I was born in the January of 1930, just as The Great Depression was getting underway.
Nevertheless, my childhood memories were as if from a Golden Age. When I was very
young I was fascinated by maps, and Geography was my favourite subject in school.
When I was eight years old I could draw, freehand, a map of Europe, and could also
do North and South America.
This love of Geography was a prelude to my early onset of wanderlust. I was always running away
from home, not so much as an escape but as a running toward The Unknown. I was always driven by
curiosity for different places. I had always been puzzled and fascinated by boundary lines and frontiers.
I'd marvel that a language could stop short of an imaginary line and another start up on the other side.

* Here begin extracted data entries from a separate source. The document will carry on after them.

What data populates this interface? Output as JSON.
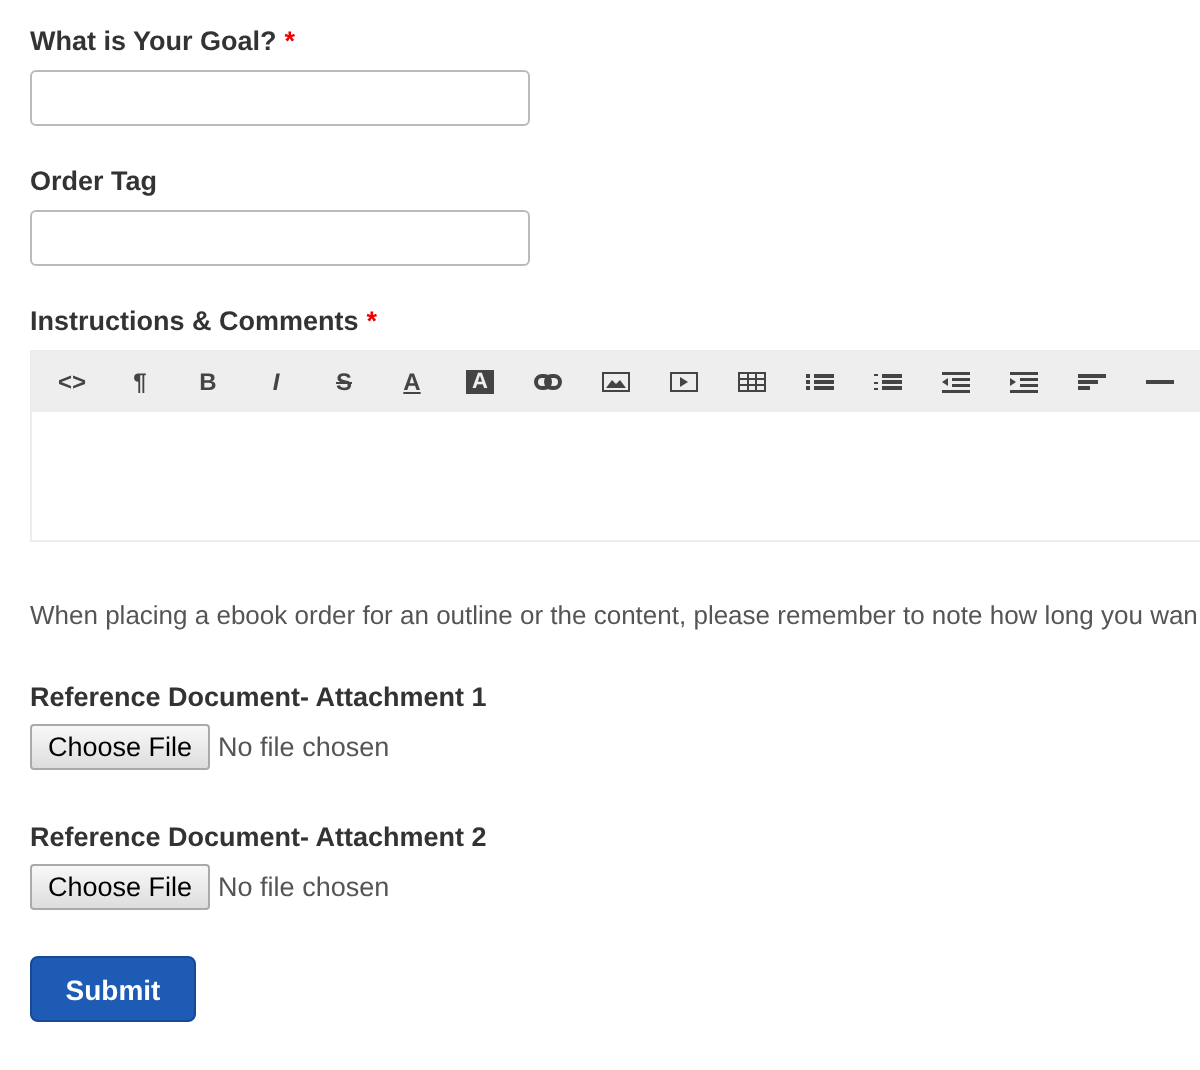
{
  "fields": [
    {
      "label": "What is Your Goal?",
      "required_mark": "*"
    },
    {
      "label": "Order Tag"
    }
  ],
  "editor": {
    "label": "Instructions & Comments",
    "required_mark": "*",
    "tools": [
      {
        "kind": "glyph",
        "text": "<>"
      },
      {
        "kind": "glyph",
        "text": "¶"
      },
      {
        "kind": "bold",
        "text": "B"
      },
      {
        "kind": "italic",
        "text": "I"
      },
      {
        "kind": "strike",
        "text": "S"
      },
      {
        "kind": "underline",
        "text": "A"
      },
      {
        "kind": "inverse",
        "text": "A"
      },
      {
        "kind": "link"
      },
      {
        "kind": "image"
      },
      {
        "kind": "video"
      },
      {
        "kind": "table"
      },
      {
        "kind": "bullets"
      },
      {
        "kind": "numbers"
      },
      {
        "kind": "outdent"
      },
      {
        "kind": "indent"
      },
      {
        "kind": "align"
      },
      {
        "kind": "rule"
      }
    ]
  },
  "note": "When placing a ebook order for an outline or the content, please remember to note how long you wan",
  "attachments": [
    {
      "label": "Reference Document- Attachment 1",
      "button": "Choose File",
      "status": "No file chosen"
    },
    {
      "label": "Reference Document- Attachment 2",
      "button": "Choose File",
      "status": "No file chosen"
    }
  ],
  "submit": "Submit"
}
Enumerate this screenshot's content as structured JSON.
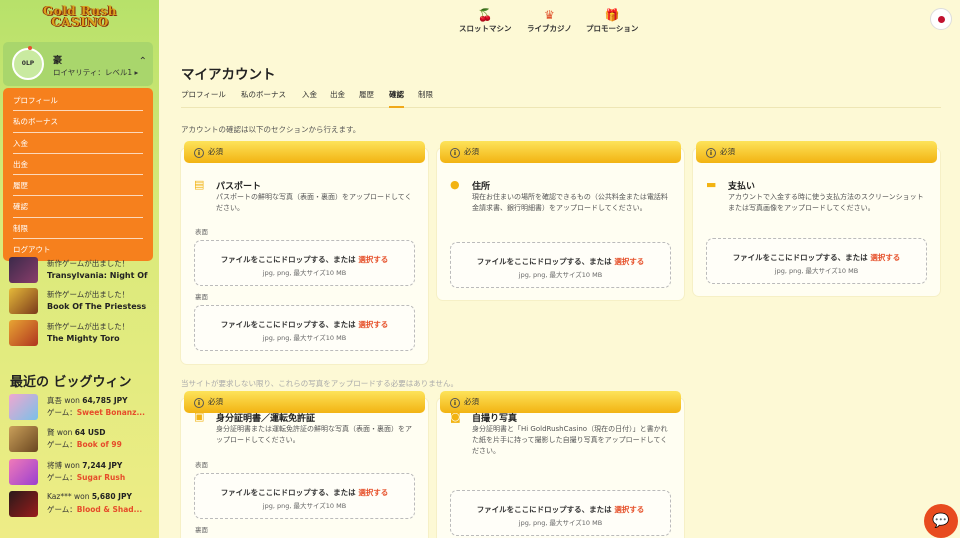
{
  "brand": {
    "logo": "GoldRush CASINO"
  },
  "user": {
    "level_badge": "0LP",
    "name": "豪",
    "loyalty": "ロイヤリティ：レベル1 ▸"
  },
  "menu": [
    "プロフィール",
    "私のボーナス",
    "入金",
    "出金",
    "履歴",
    "確認",
    "制限",
    "ログアウト"
  ],
  "news": [
    {
      "t1": "新作ゲームが出ました！",
      "t2": "Transylvania: Night Of"
    },
    {
      "t1": "新作ゲームが出ました！",
      "t2": "Book Of The Priestess"
    },
    {
      "t1": "新作ゲームが出ました！",
      "t2": "The Mighty Toro"
    }
  ],
  "bigwins": {
    "title": "最近の ビッグウィン",
    "items": [
      {
        "user": "真吾",
        "won": "won",
        "amount": "64,785 JPY",
        "game_label": "ゲーム：",
        "game": "Sweet Bonanz..."
      },
      {
        "user": "賢",
        "won": "won",
        "amount": "64 USD",
        "game_label": "ゲーム：",
        "game": "Book of 99"
      },
      {
        "user": "将博",
        "won": "won",
        "amount": "7,244 JPY",
        "game_label": "ゲーム：",
        "game": "Sugar Rush"
      },
      {
        "user": "Kaz***",
        "won": "won",
        "amount": "5,680 JPY",
        "game_label": "ゲーム：",
        "game": "Blood & Shad..."
      }
    ]
  },
  "topnav": [
    {
      "label": "スロットマシン",
      "icon": "cherry-icon"
    },
    {
      "label": "ライブカジノ",
      "icon": "dealer-icon"
    },
    {
      "label": "プロモーション",
      "icon": "gift-icon"
    }
  ],
  "page": {
    "title": "マイアカウント",
    "tabs": [
      "プロフィール",
      "私のボーナス",
      "入金",
      "出金",
      "履歴",
      "確認",
      "制限"
    ],
    "active_tab": "確認",
    "intro": "アカウントの確認は以下のセクションから行えます。",
    "note": "当サイトが要求しない限り、これらの写真をアップロードする必要はありません。"
  },
  "upload": {
    "required": "必須",
    "drop_text": "ファイルをここにドロップする、または",
    "select": "選択する",
    "formats": "jpg, png, 最大サイズ10 MB",
    "front": "表面",
    "back": "裏面"
  },
  "cards": {
    "passport": {
      "title": "パスポート",
      "desc": "パスポートの鮮明な写真（表面・裏面）をアップロードしてください。"
    },
    "address": {
      "title": "住所",
      "desc": "現在お住まいの場所を確認できるもの（公共料金または電話料金請求書、銀行明細書）をアップロードしてください。"
    },
    "payment": {
      "title": "支払い",
      "desc": "アカウントで入金する時に使う支払方法のスクリーンショットまたは写真画像をアップロードしてください。"
    },
    "id": {
      "title": "身分証明書／運転免許証",
      "desc": "身分証明書または運転免許証の鮮明な写真（表面・裏面）をアップロードしてください。"
    },
    "selfie": {
      "title": "自撮り写真",
      "desc": "身分証明書と「Hi GoldRushCasino（現在の日付）」と書かれた紙を片手に持って撮影した自撮り写真をアップロードしてください。"
    }
  },
  "colors": {
    "accent": "#f6801d",
    "gold": "#f2b312",
    "link": "#e6512b",
    "sidebar": "#b7e16a",
    "bg": "#fdf9d5"
  }
}
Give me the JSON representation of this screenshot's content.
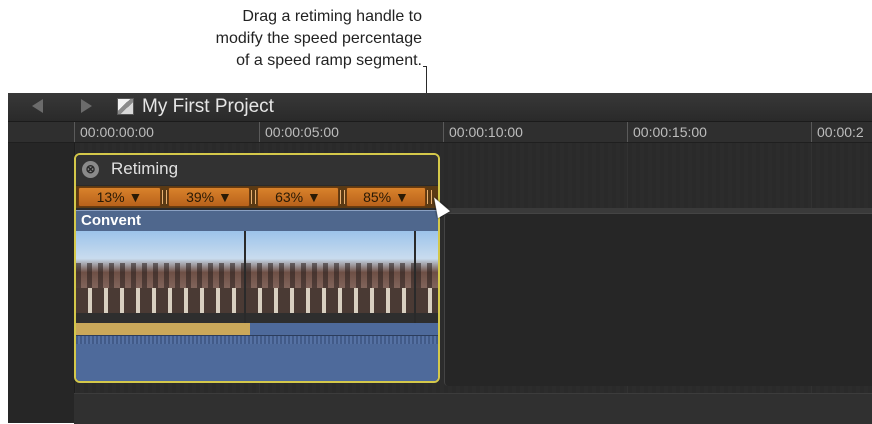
{
  "callout": {
    "line1": "Drag a retiming handle to",
    "line2": "modify the speed percentage",
    "line3": "of a speed ramp segment."
  },
  "project": {
    "title": "My First Project"
  },
  "ruler": {
    "timecodes": [
      "00:00:00:00",
      "00:00:05:00",
      "00:00:10:00",
      "00:00:15:00",
      "00:00:2"
    ]
  },
  "retiming": {
    "label": "Retiming",
    "segments": [
      "13% ▼",
      "39% ▼",
      "63% ▼",
      "85% ▼"
    ]
  },
  "clip": {
    "name": "Convent"
  },
  "icons": {
    "close": "⊗",
    "back": "back-arrow-icon",
    "forward": "forward-arrow-icon"
  },
  "colors": {
    "selection": "#d4c84a",
    "speed_segment": "#d9822b",
    "clip_blue": "#4f678d"
  }
}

I became a compulsive traveller, and I joined up with the US Air Force two times. I was able to see most
of the world. At last, I went to University, and took courses in varied and unrelated subjects, at last getting a
degree in British Literature of the 19th Century. After my student days, I went to work as a scientific illustrator
for James Van Allen, the famed discoverer of the radiation belts round the world which are named for him.
Late in life, I became a poet, almost unexpectedly, and wrote poems in whatever spare moments that came my way.
I hadn't published a poem until I was in my mid forties, and, after several years of rejection slips, I started to fly!
After retiring from my "day job" I accidentally fell into a new career in television. I have become the host and producer of a show on one of my local cable channels called The Poets' Corner. This is a whole new vista for me, and I'm absorbing more new knowledge and experience than I ever have before. I'm now convinced that this is where I should have started in life!